I invite you, the reader, on an adventure, a journey into a strange territory, a place where you can get lost as I did many times. I did not plan to go there. I thought my task would be easy. I was wrong.

Let me explain.

I had been confronted with a depressing assessment. Stated simply, the assessment concluded that under our current practices, wild salmon in the region would not survive. What would I do? The deadline given for saving or losing them was the year 2100. To some, this might not seem like a big deal. But think. Many bright and dedicated professionals and billions of dollars in expenditures have been devoted to the protection of wild salmon. Failure surely suggests that more of the same will not work. If the importance of this still does not grab you, let me help by expanding this depressing assessment. Under our current practices, we stand to lose far more than wild salmon; our own survival as a society is at risk. What we do for wild salmon is a quiz. The final exam is much bigger: what legacy will we leave for our children’s children? If we fail the quiz, then our prospects for the final are not good.
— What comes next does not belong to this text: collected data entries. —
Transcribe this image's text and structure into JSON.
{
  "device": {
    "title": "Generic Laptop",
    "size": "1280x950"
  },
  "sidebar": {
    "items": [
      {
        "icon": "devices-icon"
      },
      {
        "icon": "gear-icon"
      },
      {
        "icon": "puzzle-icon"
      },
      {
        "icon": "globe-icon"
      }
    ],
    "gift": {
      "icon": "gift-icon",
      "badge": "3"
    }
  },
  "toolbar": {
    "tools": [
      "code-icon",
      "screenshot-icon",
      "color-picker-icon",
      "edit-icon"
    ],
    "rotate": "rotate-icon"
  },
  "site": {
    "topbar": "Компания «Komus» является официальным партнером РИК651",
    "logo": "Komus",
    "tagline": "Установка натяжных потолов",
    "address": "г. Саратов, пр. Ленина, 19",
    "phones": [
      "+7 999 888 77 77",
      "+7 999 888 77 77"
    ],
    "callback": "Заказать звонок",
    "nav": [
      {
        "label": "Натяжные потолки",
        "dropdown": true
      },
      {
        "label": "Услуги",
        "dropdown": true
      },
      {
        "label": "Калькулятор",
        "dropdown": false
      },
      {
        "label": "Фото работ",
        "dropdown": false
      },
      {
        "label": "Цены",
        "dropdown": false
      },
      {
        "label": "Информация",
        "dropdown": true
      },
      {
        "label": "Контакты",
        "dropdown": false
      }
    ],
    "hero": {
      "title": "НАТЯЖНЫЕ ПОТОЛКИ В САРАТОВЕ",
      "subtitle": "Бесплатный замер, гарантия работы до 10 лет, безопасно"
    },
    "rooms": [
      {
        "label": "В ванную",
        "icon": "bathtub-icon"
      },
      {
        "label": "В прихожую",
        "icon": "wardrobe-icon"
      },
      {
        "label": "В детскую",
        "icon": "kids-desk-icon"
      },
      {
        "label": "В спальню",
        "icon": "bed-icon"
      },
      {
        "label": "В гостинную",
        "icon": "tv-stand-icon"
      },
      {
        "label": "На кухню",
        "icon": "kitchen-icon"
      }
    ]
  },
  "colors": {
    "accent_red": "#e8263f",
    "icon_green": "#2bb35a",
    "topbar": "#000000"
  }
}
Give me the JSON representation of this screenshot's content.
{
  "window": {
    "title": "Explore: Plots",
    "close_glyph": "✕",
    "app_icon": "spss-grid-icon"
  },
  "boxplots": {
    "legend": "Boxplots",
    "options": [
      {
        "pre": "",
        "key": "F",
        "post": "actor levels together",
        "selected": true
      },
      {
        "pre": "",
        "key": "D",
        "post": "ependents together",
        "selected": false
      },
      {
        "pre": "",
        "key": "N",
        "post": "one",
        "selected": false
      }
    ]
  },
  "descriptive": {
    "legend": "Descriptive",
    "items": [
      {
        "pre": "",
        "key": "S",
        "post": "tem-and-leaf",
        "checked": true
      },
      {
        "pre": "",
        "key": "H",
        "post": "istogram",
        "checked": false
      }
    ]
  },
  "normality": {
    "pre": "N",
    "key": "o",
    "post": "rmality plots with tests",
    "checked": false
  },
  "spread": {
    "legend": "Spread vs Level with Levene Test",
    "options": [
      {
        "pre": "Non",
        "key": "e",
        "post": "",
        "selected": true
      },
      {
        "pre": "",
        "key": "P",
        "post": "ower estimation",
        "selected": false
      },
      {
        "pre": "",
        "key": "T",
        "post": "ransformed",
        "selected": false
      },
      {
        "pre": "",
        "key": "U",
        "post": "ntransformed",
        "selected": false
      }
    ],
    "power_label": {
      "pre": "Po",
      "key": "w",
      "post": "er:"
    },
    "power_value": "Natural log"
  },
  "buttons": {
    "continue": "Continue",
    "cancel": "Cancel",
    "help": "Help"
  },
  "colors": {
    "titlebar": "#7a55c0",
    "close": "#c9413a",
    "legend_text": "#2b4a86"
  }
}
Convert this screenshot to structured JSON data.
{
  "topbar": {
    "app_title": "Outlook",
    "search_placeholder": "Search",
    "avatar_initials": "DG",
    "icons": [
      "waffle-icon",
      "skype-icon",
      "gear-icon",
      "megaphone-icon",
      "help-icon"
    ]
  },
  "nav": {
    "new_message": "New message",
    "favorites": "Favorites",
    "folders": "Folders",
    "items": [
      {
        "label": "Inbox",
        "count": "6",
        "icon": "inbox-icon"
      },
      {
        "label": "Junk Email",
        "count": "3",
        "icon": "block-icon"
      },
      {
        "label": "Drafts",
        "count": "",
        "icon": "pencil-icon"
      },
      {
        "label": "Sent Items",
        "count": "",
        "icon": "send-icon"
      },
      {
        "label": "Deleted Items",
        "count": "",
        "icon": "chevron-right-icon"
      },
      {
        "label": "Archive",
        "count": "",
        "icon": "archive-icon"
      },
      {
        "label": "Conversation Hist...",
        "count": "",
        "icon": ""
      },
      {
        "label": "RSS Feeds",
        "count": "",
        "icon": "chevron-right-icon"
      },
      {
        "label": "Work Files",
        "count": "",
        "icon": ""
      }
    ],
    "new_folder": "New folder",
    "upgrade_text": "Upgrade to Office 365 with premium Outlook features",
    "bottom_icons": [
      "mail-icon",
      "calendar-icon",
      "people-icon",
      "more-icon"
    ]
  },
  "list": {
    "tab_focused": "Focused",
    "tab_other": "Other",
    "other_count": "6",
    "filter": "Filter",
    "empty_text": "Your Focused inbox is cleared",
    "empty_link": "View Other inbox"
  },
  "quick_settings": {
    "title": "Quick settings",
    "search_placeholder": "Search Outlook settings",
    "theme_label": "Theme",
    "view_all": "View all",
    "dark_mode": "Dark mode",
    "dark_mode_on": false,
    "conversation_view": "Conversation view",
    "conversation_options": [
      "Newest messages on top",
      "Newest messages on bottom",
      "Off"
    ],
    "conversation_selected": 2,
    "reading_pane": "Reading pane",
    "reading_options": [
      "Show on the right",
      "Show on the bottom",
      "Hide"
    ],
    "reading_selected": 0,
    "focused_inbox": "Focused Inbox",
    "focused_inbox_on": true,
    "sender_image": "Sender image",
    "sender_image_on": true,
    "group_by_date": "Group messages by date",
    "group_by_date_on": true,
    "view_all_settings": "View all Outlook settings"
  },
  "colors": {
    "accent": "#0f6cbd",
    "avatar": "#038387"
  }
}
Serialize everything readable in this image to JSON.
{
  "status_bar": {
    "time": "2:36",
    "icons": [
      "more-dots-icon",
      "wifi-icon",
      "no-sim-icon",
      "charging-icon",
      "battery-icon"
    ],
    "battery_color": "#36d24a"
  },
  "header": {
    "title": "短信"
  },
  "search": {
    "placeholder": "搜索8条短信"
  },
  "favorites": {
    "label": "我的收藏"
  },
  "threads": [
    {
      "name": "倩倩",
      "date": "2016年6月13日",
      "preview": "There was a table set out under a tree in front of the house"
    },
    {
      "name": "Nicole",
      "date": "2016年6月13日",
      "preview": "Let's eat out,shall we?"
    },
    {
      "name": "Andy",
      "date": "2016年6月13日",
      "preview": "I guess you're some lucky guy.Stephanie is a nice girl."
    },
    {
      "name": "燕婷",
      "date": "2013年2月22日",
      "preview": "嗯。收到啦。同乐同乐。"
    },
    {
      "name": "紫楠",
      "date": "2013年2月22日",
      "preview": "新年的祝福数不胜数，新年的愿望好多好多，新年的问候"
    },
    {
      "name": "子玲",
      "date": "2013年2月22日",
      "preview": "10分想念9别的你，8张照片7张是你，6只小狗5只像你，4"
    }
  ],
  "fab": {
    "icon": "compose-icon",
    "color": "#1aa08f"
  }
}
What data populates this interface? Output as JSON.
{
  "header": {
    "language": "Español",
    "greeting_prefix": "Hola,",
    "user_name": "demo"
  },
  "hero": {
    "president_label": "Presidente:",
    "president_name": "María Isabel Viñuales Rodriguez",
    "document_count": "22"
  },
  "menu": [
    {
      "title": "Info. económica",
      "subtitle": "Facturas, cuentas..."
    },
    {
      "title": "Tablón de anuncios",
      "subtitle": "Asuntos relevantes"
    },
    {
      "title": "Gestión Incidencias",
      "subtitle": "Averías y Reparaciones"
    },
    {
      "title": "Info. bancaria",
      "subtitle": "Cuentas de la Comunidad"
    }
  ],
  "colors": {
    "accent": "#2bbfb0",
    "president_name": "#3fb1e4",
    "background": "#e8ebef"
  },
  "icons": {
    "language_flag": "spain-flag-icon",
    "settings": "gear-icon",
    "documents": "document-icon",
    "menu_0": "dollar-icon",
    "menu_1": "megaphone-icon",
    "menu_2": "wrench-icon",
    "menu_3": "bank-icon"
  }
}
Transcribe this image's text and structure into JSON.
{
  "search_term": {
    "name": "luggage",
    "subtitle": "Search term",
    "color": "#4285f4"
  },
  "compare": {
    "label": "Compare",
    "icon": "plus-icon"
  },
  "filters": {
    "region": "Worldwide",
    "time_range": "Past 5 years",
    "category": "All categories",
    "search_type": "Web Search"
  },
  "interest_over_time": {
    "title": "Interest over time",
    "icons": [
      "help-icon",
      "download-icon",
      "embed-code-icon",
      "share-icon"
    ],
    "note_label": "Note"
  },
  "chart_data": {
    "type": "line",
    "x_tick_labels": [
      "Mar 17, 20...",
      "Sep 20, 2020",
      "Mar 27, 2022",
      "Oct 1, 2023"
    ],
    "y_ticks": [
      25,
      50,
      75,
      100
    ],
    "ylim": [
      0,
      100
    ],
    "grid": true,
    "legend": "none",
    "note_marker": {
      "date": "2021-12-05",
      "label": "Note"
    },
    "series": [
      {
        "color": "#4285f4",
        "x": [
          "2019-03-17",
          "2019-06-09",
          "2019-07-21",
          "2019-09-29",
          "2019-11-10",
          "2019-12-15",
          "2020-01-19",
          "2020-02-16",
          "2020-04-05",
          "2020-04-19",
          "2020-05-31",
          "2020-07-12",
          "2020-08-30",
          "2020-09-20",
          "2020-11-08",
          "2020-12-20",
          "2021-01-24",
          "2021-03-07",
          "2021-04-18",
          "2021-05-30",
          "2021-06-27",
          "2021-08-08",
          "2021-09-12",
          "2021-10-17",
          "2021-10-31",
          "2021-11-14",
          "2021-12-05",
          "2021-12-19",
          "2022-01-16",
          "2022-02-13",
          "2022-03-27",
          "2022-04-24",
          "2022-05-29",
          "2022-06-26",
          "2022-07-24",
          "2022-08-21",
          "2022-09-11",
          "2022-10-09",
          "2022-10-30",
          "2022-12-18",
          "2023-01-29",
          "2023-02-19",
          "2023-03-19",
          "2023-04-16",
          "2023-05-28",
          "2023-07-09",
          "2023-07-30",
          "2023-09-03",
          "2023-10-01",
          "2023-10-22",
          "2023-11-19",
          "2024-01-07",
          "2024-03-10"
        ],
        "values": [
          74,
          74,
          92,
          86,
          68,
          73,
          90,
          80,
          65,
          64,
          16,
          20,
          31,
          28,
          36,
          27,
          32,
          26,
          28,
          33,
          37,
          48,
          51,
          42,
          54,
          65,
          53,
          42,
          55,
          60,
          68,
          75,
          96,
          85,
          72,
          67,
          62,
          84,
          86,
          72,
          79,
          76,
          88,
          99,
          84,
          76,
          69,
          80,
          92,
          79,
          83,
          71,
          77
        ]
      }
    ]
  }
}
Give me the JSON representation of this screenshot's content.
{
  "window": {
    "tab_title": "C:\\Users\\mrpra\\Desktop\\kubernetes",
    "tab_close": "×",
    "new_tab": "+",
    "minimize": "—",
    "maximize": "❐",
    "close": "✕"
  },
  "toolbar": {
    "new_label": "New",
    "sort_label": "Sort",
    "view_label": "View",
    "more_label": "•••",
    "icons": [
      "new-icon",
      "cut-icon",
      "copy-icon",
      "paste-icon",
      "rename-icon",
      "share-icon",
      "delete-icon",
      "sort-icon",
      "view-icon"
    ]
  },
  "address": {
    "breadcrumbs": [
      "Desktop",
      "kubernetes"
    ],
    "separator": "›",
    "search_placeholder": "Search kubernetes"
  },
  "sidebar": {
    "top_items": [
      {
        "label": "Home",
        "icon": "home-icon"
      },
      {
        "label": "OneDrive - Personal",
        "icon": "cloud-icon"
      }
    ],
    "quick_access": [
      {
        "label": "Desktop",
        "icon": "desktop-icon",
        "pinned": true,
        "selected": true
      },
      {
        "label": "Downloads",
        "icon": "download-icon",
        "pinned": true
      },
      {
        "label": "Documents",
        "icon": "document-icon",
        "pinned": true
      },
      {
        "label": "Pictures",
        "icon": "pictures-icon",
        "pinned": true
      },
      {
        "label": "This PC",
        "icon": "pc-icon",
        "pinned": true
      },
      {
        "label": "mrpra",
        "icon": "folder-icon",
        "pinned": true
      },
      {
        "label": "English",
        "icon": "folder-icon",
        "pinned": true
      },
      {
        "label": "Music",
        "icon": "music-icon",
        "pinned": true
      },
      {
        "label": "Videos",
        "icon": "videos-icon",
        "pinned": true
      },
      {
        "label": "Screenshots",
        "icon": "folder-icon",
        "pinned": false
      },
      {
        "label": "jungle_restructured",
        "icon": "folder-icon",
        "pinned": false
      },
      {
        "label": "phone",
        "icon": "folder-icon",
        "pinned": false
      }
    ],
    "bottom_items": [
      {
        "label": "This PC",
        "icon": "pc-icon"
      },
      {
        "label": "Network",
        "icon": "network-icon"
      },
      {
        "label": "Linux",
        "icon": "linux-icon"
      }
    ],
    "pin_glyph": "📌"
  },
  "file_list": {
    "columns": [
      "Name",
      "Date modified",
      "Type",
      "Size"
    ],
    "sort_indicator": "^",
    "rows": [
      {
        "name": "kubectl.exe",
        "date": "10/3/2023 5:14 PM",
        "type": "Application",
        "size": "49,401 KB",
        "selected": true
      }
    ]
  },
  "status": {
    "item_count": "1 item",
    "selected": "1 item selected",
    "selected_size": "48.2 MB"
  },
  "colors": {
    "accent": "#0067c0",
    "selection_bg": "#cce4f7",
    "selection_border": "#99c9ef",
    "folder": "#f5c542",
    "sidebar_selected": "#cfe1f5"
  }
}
The first part of this chapter presents a proposal; similar proposals have been made for more than a century. This was the easy part of my task, a reworking of ideas I had addressed before. But then, at the prodding of reviewers, I was forced to address some troubling questions:

Given current practices and obstacles, can we realistically hope to bring this about? How could this really be achieved?

If we fail to confront such questions, our best ideas become illusions that invite despair.

I tried to answer in conventional ways: policy recommendations or plans. But, to be honest, I found I did not have much confidence in these. I was forced to depart from conventional ways. I found myself drawn into a territory that I had hoped to avoid because, despite my best efforts, the words I write from this territory sound strange and even bizarre. But let’s face it: the world is actually more strange and bizarre than we have been taught to believe. However, we will never notice this if we stay put in familiar and “normal” territory. I invite you, therefore, to leave this territory with me. But first, the proposal.